Eppure, l'ipotesi di non vedere più Monza in calendario è concreta, ancor più concreta dopo la cancellazione della tappa tedesca (con la Mercedes al top in campionato, figurarsi). I cosiddetti "Tilkodromi", i circuiti di ultima generazione, spesso insieme a scenari esotici restituiscono contenuti sportivi mediocri. Prova ne sia il primo Gran Premio di Russia, corso nel Parco Olimpico di Sochi, al cospetto del presidente Putin: più importante l'evento simbolico, lo sbarco della F1 nel Paese, dello spettacolo in pista.

Guardiamo ad altri circuiti: Singapore, Abu Dhabi, lo stesso Bahrain. Scenari interessanti, spettacolo ad anni alterni. Una costante sensazione: quella di correre non in nazioni nuove, ma in nuove galassie. Laggiù nell'iperspazio, dove il motorsport non era mai stato di casa, ma di casa lo è diventato, a suon di dollari.
Ci si chiede: è tutto qui? "Mister E" non la pensa così, ovviamente. "Abbiamo buoni rimpiazzi", ha risposto Bernie, a chi gli ha fatto notare che perdere Monza sarebbe davvero grave.

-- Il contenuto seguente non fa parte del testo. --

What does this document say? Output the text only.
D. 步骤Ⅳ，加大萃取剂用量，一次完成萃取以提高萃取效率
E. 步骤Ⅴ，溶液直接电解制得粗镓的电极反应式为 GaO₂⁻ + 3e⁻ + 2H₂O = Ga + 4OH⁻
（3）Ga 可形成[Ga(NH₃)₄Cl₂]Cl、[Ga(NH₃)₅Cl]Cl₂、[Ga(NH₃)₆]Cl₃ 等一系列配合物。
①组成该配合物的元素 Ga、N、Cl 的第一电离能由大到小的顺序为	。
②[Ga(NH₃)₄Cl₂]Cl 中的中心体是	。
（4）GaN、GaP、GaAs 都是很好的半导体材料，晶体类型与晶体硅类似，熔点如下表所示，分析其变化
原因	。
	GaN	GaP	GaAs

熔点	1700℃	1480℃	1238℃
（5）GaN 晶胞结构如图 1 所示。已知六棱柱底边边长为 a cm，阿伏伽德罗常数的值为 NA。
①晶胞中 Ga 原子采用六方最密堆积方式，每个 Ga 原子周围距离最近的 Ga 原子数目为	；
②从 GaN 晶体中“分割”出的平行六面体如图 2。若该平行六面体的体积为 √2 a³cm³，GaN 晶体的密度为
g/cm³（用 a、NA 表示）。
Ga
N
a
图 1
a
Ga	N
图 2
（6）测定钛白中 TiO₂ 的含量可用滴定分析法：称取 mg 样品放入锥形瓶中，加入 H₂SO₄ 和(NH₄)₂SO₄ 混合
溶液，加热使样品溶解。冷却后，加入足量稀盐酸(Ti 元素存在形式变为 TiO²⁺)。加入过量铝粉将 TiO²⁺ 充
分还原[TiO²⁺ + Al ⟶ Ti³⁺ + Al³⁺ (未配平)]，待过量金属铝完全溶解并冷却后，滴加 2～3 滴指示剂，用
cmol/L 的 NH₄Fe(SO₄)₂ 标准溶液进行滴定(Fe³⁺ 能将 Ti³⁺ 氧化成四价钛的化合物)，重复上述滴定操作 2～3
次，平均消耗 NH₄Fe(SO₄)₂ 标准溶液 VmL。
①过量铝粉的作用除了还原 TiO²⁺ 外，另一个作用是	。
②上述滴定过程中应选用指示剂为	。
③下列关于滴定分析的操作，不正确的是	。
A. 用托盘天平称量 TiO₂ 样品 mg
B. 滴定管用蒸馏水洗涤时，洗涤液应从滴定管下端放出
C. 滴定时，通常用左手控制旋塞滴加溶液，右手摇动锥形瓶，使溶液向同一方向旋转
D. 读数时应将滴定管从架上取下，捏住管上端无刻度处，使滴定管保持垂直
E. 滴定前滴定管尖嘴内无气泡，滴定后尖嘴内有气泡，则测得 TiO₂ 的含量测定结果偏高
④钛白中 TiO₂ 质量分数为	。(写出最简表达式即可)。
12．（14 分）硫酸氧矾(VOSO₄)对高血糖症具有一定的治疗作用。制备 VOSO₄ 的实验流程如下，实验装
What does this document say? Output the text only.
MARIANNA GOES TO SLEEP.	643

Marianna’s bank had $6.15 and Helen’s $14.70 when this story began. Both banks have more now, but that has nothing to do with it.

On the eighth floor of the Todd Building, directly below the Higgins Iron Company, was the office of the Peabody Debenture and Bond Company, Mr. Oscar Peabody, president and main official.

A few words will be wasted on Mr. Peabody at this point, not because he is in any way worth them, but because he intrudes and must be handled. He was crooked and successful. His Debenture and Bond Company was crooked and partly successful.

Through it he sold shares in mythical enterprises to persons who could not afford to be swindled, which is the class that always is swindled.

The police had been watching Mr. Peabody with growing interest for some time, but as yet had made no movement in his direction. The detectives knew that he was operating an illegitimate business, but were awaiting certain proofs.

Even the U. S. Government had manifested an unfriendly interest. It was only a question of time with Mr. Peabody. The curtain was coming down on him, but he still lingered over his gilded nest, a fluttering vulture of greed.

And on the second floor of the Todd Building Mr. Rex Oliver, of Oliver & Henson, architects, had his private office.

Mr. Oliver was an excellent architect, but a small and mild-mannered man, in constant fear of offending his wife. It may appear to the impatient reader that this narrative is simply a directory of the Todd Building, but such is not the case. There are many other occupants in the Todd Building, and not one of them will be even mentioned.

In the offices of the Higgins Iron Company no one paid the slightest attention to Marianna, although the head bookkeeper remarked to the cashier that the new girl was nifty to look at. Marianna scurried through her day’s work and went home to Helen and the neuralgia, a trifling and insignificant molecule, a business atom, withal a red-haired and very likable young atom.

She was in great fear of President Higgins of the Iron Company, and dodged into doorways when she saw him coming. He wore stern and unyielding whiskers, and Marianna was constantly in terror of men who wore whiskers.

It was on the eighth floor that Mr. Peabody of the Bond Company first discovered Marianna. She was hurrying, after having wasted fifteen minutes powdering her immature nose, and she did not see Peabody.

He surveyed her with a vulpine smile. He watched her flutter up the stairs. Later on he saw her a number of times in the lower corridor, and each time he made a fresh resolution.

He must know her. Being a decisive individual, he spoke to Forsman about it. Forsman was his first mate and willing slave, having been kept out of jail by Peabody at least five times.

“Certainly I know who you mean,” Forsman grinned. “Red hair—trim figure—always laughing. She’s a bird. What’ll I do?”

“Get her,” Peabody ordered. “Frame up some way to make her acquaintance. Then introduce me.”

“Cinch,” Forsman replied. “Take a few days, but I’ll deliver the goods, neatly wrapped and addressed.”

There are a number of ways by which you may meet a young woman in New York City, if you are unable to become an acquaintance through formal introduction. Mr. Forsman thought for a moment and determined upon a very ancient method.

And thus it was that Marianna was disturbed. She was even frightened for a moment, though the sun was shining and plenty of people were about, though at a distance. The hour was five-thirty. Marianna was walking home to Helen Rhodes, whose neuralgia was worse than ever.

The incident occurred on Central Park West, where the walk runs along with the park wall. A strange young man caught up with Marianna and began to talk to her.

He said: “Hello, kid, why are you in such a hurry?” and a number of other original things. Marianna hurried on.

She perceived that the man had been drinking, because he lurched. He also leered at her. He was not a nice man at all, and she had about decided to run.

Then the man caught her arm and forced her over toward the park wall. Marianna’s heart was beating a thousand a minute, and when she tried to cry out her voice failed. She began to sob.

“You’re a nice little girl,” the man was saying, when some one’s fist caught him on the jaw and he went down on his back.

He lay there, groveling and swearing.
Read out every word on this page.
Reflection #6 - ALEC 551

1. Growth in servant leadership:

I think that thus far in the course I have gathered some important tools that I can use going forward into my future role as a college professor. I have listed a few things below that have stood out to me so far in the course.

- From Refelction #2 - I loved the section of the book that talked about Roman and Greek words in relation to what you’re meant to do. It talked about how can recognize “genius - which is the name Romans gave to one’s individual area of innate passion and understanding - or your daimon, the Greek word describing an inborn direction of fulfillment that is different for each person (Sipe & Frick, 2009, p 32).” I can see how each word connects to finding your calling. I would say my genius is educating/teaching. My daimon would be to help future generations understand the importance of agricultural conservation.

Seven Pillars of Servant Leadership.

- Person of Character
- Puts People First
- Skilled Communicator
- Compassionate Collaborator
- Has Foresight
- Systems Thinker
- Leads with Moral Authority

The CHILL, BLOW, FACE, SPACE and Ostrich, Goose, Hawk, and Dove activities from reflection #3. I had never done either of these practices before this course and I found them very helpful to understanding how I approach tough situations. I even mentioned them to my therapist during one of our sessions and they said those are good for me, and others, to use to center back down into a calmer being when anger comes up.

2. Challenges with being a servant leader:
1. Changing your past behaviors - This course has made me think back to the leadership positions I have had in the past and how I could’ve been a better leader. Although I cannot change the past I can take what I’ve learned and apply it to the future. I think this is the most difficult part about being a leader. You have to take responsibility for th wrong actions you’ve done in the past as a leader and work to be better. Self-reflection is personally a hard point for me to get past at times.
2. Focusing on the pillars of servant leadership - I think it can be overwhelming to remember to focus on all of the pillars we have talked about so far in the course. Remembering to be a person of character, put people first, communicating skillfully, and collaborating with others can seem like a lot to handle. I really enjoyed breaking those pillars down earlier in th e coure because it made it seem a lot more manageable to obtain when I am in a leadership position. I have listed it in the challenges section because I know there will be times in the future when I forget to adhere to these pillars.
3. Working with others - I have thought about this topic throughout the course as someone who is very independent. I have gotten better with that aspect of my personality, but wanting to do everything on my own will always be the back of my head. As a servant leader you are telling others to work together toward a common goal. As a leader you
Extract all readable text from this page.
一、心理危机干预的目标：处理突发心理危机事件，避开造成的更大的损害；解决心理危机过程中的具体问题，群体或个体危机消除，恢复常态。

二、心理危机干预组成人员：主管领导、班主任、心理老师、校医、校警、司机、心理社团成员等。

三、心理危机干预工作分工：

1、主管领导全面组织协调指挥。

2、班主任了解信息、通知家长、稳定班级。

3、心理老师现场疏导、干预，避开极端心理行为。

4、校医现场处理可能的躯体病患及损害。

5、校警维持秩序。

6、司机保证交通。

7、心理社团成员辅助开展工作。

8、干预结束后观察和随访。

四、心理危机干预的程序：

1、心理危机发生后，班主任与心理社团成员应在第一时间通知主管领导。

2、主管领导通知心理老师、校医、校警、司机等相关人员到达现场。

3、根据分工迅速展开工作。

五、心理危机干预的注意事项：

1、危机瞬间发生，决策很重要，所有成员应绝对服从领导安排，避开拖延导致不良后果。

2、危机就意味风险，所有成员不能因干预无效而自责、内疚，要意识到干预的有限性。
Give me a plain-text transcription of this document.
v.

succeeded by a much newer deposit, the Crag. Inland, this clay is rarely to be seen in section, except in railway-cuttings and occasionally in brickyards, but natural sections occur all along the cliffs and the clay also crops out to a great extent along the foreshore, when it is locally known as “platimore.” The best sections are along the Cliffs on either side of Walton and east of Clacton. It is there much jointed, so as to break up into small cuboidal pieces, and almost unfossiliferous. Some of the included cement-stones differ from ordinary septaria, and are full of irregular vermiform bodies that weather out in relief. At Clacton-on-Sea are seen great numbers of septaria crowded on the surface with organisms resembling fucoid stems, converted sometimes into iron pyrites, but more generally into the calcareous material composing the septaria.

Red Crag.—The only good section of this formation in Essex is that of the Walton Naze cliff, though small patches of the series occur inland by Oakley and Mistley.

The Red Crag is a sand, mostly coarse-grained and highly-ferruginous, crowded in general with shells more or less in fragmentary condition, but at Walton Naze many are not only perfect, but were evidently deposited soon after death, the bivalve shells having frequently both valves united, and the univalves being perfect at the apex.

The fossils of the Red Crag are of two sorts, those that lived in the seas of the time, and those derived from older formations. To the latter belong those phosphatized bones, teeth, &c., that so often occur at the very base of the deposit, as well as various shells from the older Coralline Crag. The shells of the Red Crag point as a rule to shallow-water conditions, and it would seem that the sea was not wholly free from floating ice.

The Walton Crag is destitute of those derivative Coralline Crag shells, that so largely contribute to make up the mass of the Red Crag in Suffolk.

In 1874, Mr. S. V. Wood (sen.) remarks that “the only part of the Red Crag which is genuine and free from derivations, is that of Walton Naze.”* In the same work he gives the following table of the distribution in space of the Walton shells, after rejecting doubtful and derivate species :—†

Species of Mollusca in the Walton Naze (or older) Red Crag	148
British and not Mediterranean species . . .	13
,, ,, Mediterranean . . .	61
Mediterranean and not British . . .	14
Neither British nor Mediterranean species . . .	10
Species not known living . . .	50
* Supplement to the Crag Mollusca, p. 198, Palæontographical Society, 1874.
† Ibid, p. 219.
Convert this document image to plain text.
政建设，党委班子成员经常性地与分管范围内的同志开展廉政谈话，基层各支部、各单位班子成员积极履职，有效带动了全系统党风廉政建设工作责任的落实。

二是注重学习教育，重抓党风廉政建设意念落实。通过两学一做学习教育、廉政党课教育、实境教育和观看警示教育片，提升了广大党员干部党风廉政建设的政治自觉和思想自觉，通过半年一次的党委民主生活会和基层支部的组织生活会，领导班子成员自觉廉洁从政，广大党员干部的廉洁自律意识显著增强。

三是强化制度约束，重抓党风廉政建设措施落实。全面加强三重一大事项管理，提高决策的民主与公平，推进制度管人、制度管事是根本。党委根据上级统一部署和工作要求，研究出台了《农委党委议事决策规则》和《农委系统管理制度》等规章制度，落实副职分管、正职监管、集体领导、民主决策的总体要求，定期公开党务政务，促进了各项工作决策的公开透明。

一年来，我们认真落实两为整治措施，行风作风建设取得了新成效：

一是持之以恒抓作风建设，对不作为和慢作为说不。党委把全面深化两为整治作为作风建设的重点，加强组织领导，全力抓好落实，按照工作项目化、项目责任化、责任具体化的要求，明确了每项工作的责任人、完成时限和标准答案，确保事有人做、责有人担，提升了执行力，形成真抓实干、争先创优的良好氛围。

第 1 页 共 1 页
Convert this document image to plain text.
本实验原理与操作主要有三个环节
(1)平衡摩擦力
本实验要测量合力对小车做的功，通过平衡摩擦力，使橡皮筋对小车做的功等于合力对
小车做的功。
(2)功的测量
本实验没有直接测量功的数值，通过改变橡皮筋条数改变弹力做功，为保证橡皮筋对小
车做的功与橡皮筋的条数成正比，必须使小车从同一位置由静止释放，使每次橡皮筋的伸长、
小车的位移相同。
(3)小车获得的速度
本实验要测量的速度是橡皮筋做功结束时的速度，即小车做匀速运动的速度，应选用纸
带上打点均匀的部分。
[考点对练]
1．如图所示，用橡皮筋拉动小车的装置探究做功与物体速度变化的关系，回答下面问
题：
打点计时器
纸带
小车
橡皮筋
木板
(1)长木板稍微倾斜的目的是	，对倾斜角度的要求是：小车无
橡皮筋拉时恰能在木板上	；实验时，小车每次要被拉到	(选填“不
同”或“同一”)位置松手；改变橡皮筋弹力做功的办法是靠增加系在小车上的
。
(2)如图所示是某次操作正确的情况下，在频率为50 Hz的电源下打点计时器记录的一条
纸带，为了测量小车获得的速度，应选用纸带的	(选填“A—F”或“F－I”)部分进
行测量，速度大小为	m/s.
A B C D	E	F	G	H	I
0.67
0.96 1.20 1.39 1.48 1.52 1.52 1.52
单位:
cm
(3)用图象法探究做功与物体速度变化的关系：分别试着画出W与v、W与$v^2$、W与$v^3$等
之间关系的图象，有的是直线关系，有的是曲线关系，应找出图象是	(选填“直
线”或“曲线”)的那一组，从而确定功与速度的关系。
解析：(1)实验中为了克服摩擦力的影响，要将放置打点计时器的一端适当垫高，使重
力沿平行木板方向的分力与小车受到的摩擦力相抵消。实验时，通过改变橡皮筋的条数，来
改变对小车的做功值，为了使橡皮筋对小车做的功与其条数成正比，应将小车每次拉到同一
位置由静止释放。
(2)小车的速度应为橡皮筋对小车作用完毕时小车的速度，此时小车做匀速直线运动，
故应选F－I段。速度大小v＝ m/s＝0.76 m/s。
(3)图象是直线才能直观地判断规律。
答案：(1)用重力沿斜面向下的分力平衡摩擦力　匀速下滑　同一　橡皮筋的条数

Nella stagione in corso rientrerà, dopo 23 anni di assenza, il Gran Premio del Messico (appuntamento fissato per il primo giorno di Novembre, esclusiva di Sky Sport F1 HD). Nel 2016 sarà la volta di Baku, capitale dell'Azerbaigian, per ospitare il redivivo Gran Premio d'Europa: un tracciato cittadino, un altro ambiente esotico, finanziato dalle risorse petrolifere azere, ma dal fascino tutto da scoprire. Per ora, tutto qui.
Bisogna ammettere che Ecclestone non guarda in faccia a nessuno. Anche alcuni circuiti, voluti dallo stesso boss per rinfrescare il calendario e rimpinguare il business, sono stati accantonati. L'India, così grigia di smog, si è dissolta nei gas di scarico di un'organizzazione rivedibile. Ancora peggio ha fatto la Corea. Il circuito di Yeongam era stato pensato come cittadino (muretti vicini, tante curve), ma senza avere una città intorno.
Non fosse bastato questo colpo di genio in partenza, l'organizzazione si era inventa la "Fire Car", nel mezzo di una gara, al posto della regolare Safety Car. Il povero Sebastian Vettel, dominatore di quel Gran Premio (era il 2013), si trovò a competere, ad un certo punto, con un SUV a lampeggianti accesi.  Imbarazzante.

Ogni tanto si favoleggia di un ritorno a Valencia, o a Jerez, ogni tanto si inventa un circuito in qualche capitale dal nome altisonante. Ma la verità è che l'unica via per mantenere accesa nei tifosi la passione per il motorsport è trovare il giusto bilanciamento tra l'innovazione delle tappe in calendario e la tradizione che dimora nel DNA stesso delle corse. Cara Monza ti vogliamo dentro, e a lungo.